Good systems are good for business.
They save time, reduce repetition, and cut the kind of low-value digital activity that quietly consumes energy without producing much. That connection between efficient operations and environmental responsibility isn't incidental. It's one of the reasons I build the way I do.
I use AI tools in my work, and I want to be straightforward about that. These tools have a real energy footprint. A single AI query uses roughly ten times the electricity of a standard search. I'm aware of that, and it shapes how I use them: purposefully, not prolifically. The goal is always to reduce the time spent on tasks that don't require human thinking, so that human attention goes where it actually matters.
I run a small, largely digital consultancy. No office, limited travel, most client meetings held remotely. My footprint is modest by most measures, though I'm under no illusion that modest means none. I'm currently reviewing the energy sourcing of the platforms I rely on, and I encourage the businesses I work with to do the same.

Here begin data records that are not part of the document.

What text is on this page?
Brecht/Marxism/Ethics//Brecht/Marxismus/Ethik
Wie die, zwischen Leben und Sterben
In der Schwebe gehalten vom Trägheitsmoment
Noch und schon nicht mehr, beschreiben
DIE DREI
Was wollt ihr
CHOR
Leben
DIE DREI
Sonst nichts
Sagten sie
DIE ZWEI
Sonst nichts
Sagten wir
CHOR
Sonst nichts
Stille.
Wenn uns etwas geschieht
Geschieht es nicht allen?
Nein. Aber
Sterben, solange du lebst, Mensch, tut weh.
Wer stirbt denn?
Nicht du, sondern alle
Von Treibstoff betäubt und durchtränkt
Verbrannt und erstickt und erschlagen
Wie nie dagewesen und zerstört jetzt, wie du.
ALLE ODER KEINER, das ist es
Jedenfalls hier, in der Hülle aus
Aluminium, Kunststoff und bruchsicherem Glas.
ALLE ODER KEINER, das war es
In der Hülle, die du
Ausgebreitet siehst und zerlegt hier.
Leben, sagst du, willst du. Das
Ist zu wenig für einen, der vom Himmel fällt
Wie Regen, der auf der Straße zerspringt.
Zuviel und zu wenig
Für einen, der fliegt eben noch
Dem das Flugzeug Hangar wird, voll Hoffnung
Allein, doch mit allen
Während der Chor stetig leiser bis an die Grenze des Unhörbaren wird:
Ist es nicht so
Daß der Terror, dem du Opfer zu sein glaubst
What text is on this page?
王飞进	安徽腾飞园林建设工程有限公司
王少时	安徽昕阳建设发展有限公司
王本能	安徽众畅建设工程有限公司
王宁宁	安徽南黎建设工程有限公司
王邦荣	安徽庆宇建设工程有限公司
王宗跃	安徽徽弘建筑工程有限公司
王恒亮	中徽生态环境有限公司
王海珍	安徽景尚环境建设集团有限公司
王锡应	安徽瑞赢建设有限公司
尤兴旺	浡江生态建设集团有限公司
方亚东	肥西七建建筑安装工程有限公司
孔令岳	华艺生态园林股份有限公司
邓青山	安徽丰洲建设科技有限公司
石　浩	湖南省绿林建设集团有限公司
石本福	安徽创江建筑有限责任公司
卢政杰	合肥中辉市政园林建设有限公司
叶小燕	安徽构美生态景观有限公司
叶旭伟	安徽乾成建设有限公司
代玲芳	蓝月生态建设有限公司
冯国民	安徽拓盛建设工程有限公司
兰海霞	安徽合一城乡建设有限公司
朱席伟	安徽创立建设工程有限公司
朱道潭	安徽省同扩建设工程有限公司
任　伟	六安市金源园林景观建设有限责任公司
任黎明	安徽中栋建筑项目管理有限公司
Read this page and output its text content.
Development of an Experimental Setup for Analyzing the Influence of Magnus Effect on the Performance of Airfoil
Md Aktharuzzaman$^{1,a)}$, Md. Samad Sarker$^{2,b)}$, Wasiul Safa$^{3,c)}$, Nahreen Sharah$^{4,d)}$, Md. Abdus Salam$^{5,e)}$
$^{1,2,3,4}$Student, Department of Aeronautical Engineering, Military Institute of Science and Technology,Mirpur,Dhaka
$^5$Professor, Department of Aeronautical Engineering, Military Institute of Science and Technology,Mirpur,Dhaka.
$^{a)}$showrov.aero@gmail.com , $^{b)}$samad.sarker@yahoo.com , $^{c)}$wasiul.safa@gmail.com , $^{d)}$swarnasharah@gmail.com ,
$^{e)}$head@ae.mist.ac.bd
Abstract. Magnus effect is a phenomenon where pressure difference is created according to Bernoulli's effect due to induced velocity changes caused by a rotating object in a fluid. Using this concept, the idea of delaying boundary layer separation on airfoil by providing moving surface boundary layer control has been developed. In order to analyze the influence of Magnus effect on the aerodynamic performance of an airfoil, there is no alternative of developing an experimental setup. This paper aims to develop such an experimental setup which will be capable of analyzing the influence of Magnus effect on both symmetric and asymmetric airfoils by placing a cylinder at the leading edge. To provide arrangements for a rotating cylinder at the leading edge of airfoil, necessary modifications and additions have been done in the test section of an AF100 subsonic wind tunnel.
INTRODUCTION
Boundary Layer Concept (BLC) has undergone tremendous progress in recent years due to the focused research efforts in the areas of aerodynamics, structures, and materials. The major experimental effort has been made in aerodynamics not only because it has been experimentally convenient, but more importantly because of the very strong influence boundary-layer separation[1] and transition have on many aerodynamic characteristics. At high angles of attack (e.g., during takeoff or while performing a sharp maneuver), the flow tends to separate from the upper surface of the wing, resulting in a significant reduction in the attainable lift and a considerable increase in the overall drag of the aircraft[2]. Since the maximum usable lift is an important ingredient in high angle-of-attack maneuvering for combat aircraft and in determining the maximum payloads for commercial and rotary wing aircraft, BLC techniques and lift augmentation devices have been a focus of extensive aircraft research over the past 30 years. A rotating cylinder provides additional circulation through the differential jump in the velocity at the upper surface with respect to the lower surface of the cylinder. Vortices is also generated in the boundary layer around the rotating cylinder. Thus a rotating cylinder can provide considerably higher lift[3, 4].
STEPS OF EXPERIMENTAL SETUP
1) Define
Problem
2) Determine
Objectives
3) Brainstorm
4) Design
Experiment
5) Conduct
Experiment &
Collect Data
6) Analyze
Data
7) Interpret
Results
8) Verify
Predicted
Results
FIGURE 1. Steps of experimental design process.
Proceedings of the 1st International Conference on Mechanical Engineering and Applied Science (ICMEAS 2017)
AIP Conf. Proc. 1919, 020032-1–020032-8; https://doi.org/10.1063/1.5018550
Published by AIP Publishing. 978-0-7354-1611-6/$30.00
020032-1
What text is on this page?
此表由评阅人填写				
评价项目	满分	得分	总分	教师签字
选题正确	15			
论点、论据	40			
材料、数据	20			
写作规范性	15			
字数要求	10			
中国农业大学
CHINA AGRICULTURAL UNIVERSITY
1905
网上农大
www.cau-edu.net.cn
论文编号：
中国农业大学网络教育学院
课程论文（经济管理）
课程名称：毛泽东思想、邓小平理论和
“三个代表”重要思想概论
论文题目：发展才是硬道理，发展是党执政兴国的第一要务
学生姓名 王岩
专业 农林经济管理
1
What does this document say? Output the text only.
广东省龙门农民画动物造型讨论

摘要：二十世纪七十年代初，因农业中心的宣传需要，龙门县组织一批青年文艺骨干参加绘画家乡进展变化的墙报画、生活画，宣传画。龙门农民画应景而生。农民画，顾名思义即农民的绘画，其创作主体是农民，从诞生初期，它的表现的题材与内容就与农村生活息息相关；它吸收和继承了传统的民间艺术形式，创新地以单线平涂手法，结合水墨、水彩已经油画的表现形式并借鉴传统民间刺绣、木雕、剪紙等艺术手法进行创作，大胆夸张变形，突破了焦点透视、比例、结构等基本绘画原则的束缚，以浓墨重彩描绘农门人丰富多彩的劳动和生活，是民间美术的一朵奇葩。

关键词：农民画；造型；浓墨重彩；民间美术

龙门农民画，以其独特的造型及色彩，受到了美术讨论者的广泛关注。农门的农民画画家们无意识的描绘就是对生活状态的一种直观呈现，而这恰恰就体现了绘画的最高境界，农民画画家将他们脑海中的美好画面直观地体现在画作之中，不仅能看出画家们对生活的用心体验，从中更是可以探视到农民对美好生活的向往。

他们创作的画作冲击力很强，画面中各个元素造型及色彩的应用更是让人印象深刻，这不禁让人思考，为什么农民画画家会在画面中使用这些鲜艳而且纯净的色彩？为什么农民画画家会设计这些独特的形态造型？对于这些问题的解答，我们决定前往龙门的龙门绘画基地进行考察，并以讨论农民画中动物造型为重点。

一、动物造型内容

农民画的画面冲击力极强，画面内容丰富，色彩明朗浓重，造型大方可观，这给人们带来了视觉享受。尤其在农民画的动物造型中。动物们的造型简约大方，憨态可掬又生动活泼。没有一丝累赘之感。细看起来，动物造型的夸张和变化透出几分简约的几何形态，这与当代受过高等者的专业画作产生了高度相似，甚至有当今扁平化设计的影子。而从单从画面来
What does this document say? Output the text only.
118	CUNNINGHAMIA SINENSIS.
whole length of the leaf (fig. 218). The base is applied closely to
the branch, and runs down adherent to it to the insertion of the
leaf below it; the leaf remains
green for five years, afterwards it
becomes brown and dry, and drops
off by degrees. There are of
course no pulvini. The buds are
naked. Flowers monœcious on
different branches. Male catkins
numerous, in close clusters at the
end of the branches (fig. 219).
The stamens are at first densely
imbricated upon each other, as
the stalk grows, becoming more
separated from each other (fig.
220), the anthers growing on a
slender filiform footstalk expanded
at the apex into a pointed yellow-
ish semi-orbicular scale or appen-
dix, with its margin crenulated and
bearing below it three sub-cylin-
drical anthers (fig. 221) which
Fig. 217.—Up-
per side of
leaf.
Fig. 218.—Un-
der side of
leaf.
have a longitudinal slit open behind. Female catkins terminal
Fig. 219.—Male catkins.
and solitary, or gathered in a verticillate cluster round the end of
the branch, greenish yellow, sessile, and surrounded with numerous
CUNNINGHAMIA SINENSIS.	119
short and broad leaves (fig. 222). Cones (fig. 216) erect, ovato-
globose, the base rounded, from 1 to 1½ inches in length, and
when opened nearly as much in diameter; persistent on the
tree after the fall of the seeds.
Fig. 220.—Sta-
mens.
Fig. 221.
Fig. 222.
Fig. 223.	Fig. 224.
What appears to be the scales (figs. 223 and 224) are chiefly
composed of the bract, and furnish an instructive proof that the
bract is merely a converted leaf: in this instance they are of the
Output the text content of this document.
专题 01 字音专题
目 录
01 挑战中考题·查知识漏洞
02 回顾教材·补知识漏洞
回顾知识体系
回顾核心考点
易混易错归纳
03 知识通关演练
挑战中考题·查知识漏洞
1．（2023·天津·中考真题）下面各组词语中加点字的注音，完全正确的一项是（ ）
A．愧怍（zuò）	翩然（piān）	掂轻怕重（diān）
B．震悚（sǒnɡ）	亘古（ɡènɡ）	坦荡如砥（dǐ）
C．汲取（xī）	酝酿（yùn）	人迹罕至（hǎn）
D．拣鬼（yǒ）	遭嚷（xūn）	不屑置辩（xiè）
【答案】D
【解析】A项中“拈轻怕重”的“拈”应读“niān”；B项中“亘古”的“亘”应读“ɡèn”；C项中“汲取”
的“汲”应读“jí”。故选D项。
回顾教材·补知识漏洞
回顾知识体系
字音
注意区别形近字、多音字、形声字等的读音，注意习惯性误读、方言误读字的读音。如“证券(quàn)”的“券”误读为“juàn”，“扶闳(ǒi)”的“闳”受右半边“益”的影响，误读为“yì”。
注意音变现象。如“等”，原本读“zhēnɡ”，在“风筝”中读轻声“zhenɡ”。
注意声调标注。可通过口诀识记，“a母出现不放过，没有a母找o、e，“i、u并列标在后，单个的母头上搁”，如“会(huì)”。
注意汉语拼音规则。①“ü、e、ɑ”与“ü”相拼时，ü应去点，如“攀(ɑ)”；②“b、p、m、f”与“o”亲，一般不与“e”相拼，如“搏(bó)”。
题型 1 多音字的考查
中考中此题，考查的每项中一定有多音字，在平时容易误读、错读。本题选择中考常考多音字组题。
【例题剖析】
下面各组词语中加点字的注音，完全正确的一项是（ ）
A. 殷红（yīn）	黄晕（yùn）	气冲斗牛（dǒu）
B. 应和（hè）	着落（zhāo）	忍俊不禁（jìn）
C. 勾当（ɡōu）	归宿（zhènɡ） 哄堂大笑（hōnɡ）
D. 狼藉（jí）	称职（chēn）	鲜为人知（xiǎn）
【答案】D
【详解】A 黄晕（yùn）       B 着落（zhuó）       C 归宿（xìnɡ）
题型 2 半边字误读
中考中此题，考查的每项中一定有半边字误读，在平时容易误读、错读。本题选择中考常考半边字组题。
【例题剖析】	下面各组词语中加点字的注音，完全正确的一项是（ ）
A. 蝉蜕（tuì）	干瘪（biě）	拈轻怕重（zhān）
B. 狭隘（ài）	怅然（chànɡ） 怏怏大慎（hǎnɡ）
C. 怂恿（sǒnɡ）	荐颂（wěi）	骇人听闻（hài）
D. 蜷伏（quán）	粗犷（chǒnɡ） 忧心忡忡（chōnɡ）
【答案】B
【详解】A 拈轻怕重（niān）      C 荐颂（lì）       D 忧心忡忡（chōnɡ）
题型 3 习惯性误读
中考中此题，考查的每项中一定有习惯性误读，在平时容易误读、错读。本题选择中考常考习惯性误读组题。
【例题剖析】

For Australian businesses, the practical starting points are straightforward: switch to a green energy provider, default to virtual meetings where possible, measure your baseline using tools like Trace Australia or the SME Climate Hub, and offset what you can't yet eliminate through programs like Climate Active. None of it requires a complete overhaul. Small, consistent changes across a lot of businesses genuinely add up.
I don't think sustainability pages should read like performance. This one is an honest account of where I'm at, what I'm doing, and what I'm still working on. I'd rather say that clearly than gesture at values I haven't fully earned yet.